The Canadian economy contracted a record 9% in March as a result of the crisis caused by the COVID-19 pandemic, the largest monthly contraction in the modern history of the country, as reported by the public agency Statistics Canada on Wednesday ( EC).
EC pointed out that the figure is provisional and that the contraction in March will cause the gross domestic product (GDP) to fall 2.6% in the first quarter of the year.
“Among the hardest hit by social distancing measures and government restrictions are sectors related to travel and tourism, such as transportation, restaurants and accommodation,” said EC.
The public agency added that personal services, retail sales, entertainment and sporting events and cinemas have also suffered serious losses as a result of COVID-19.
On the other side of the coin, the health sector, food distribution, sales and entertainment services on the Internet grew in March.
Analysts predict that the April figures will be even worse because Canada only adopted measures of social distancing, voluntary confinement and restrictions on economic activity in the second half of March.
The release of provisional data for March comes a day before the Bank of Canada is to release its interest rates, which currently stand at 0.25% after three emergency cuts in the face of the spread of the new coronavirus causing COVID-19.
In early March, the Bank of Canada benchmark interest rate was 1.75%.

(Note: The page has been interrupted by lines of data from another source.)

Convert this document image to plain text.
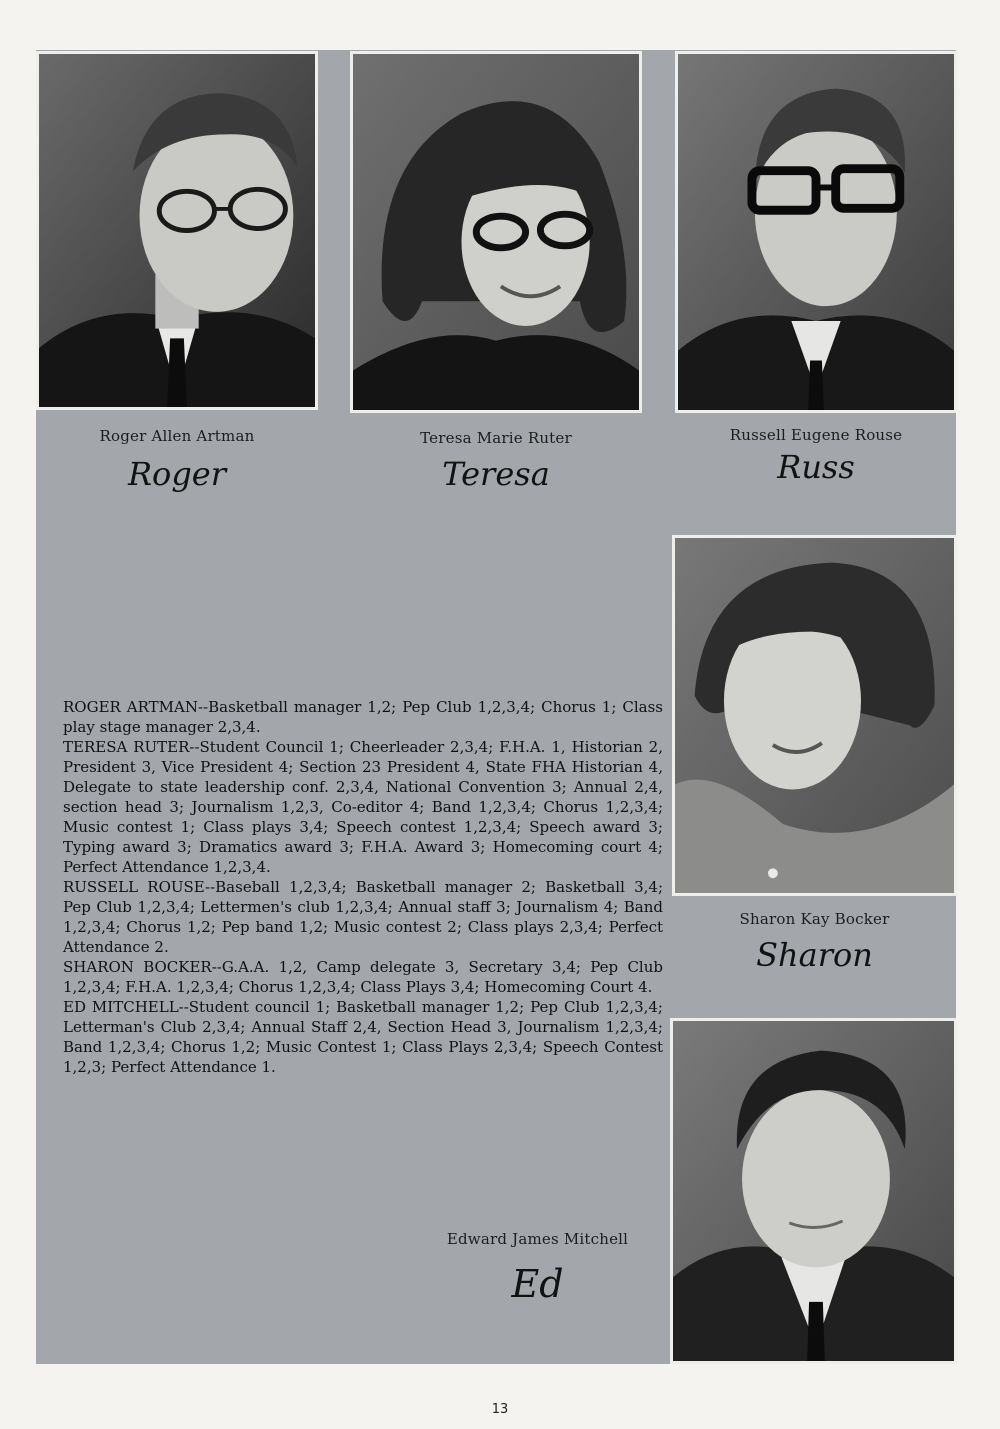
Roger Allen Artman
Roger
Teresa Marie Ruter
Teresa
Russell Eugene Rouse
Russ
Sharon Kay Bocker
Sharon
Edward James Mitchell
Ed

ROGER ARTMAN--Basketball manager 1,2; Pep Club 1,2,3,4; Chorus 1; Class play stage manager 2,3,4.

TERESA RUTER--Student Council 1; Cheerleader 2,3,4; F.H.A. 1, Historian 2, President 3, Vice President 4; Section 23 President 4, State FHA Historian 4, Delegate to state leadership conf. 2,3,4, National Convention 3; Annual 2,4, section head 3; Journalism 1,2,3, Co-editor 4; Band 1,2,3,4; Chorus 1,2,3,4; Music contest 1; Class plays 3,4; Speech contest 1,2,3,4; Speech award 3; Typing award 3; Dramatics award 3; F.H.A. Award 3; Homecoming court 4; Perfect Attendance 1,2,3,4.

RUSSELL ROUSE--Baseball 1,2,3,4; Basketball manager 2; Basketball 3,4; Pep Club 1,2,3,4; Lettermen's club 1,2,3,4; Annual staff 3; Journalism 4; Band 1,2,3,4; Chorus 1,2; Pep band 1,2; Music contest 2; Class plays 2,3,4; Perfect Attendance 2.

SHARON BOCKER--G.A.A. 1,2, Camp delegate 3, Secretary 3,4; Pep Club 1,2,3,4; F.H.A. 1,2,3,4; Chorus 1,2,3,4; Class Plays 3,4; Homecoming Court 4.

ED MITCHELL--Student council 1; Basketball manager 1,2; Pep Club 1,2,3,4; Letterman's Club 2,3,4; Annual Staff 2,4, Section Head 3, Journalism 1,2,3,4; Band 1,2,3,4; Chorus 1,2; Music Contest 1; Class Plays 2,3,4; Speech Contest 1,2,3; Perfect Attendance 1.

13
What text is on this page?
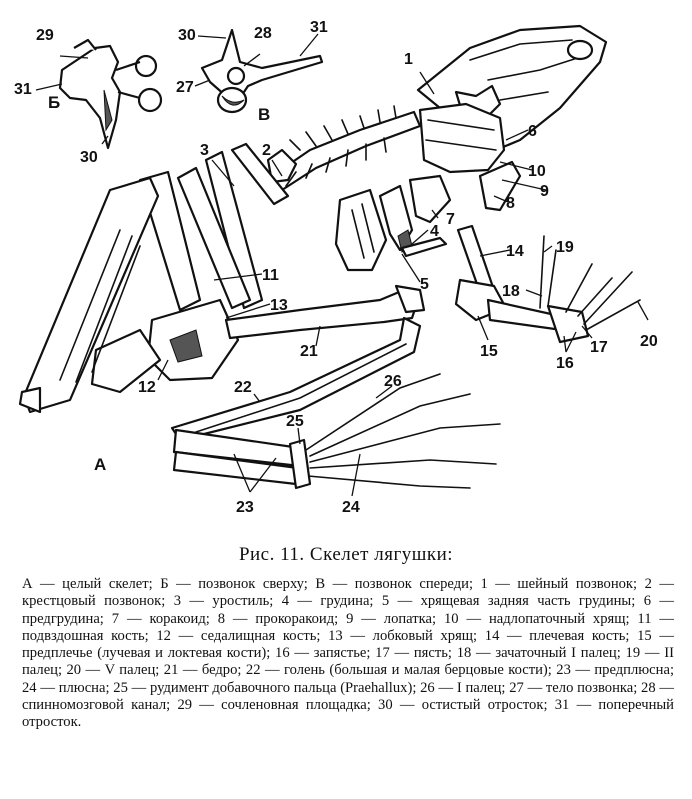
А
Б
В
1
2
3
4
5
6
7
8
9
10
11
12
13
14
15
16
17
18
19
20
21
22
23	24
25
26
27
28
29	30
30
31
31
Рис. 11. Скелет лягушки:
А — целый скелет; Б — позвонок сверху; В — позвонок спереди; 1 — шейный позвонок; 2 — крестцовый позвонок; 3 — уростиль; 4 — грудина; 5 — хрящевая задняя часть грудины; 6 — предгрудина; 7 — коракоид; 8 — прокоракоид; 9 — лопатка; 10 — надлопаточный хрящ; 11 — подвздошная кость; 12 — седалищная кость; 13 — лобковый хрящ; 14 — плечевая кость; 15 — предплечье (лучевая и локтевая кости); 16 — запястье; 17 — пясть; 18 — зачаточный I палец; 19 — II палец; 20 — V палец; 21 — бедро; 22 — голень (большая и малая берцовые кости); 23 — предплюсна; 24 — плюсна; 25 — рудимент добавочного пальца (Praehallux); 26 — I палец; 27 — тело позвонка; 28 — спинномозговой канал; 29 — сочленовная площадка; 30 — остистый отросток; 31 — поперечный отросток.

Economists predict that the Canadian monetary authority will keep interest rates at 0.25%.
Canadian Prime Minister Justin Trudeau warned Tuesday that social distancing measures and other restrictions are likely to remain in the country until there is a vaccine against COVID-19.
Experts believe it will take six to 18 months to get the vaccine.
Also on Tuesday, the International Monetary Fund (IMF) said the Canadian economy will contract 6.2% this year as a result of COVID-19.